Que de jolies choses et de beaux sentiments, enrobés dans un discours lénifiant sur la solidarité devenue si rare dans l’anonymat des grandes villes ? La critique vaut pour le roman de Gavalda, un peu moins en ce qui concerne le film. On se souvient que Clint Eastwood a réalisé l’un de ses plus grands chefs-d’œuvre (Sur la route de Madison) à partir d’un insipide roman à l’eau de rose. Toutes proportions gardées, la trame de Ensemble, c’est tout se révèle elle aussi magnifiée par la caméra de Berri. Le regard du réalisateur sur ses personnages est dénué de toute complaisance. Camille est mignonnette mais semble se vautrer dans sa fragilité en attendant que quelqu’un vienne la sauver. La préciosité de Philibert amuse et exaspère en même temps. À force de geindre, Paulette devient rapidement insupportable. Quant à Franck, il est tout simplement lâche et égoïste, se cachant derrière le soutien financier et moral qu’il apporte à sa grand-mère pour mieux masquer la vacuité de son existence. Parce que Claude Berri est aussi un très bon directeur d’acteurs et que les comédiens qu’il a choisis sont tous talentueux, on croit dur comme fer à ces personnages joliment humains, tous cabossés par la vie, dont les nombreuses imperfections sont autant de signaux renvoyés au spectateur pour lui rappeler que les plus belles fables sont creusées dans le réalisme le plus pur. Même Philibert, anti-héros a priori improbable, ressemble à ces personnes que l’on croise parfois en se disant que la vraie vie engendre des phénomènes bien plus « hénaurmes » que ce que le cinéma n’osera jamais inventer. Avec juste le bon dosage de réalisme et de fantaisie, l’aristocrate bègue qui se rêve comédien est assez irrésistible, porté par un acteur surprenant, Laurent Stocker, sociétaire de la Comédie Française. Hélas, alors que le personnage est au centre de l’intrigue dans le premier tiers du film, il est progressivement abandonné au profit du couple Camille/Franck, dont la dynamique je t’aime/je te hais est amusante mais plus conventionnelle.
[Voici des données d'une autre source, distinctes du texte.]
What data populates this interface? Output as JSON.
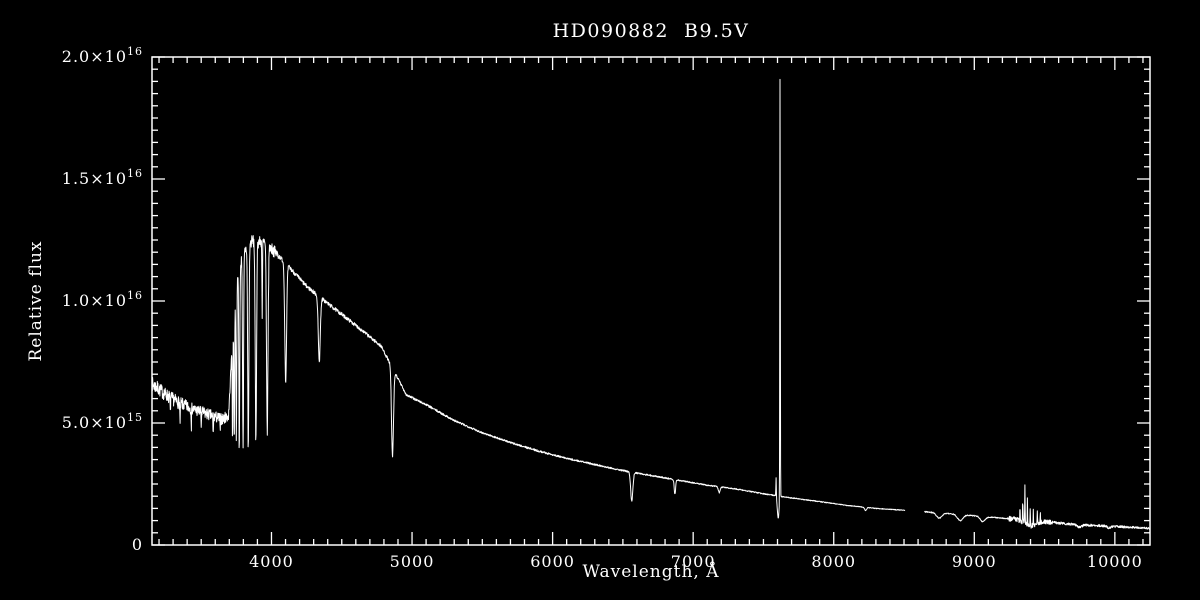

Au fur et à mesure qu’il progresse, le film devient d’ailleurs de plus en plus sage, même si Berri s’autorise quelques jolies scènes, notamment celle où Camille dessine un nu de Paulette. Assez travaillé par le vieillissement du corps (voir La Débandade), Berri filme la scène avec une pudeur qui n’empêche pas une certaine frontalité. Ensemble, c’est tout est ainsi parsemé de beaux instants, parfois décalés (Camille qui, à la découverte d’un cadavre, saute sur ses crayons plutôt que son téléphone), parfois alourdis par une intrigue convenue, au positivisme pas désagréable mais un peu niais. Mais vu dans sa globalité, le film n’est réellement intéressant que parce que la candeur du roman, sa prétendue noirceur sont régulièrement malmenées par le pessimisme de Berri, bien plus désespéré et âpre que celui de l’écrivaine. Ce qui, en l’occurrence, n’est pas une question d’expérience ou de vécu, mais bien de talent.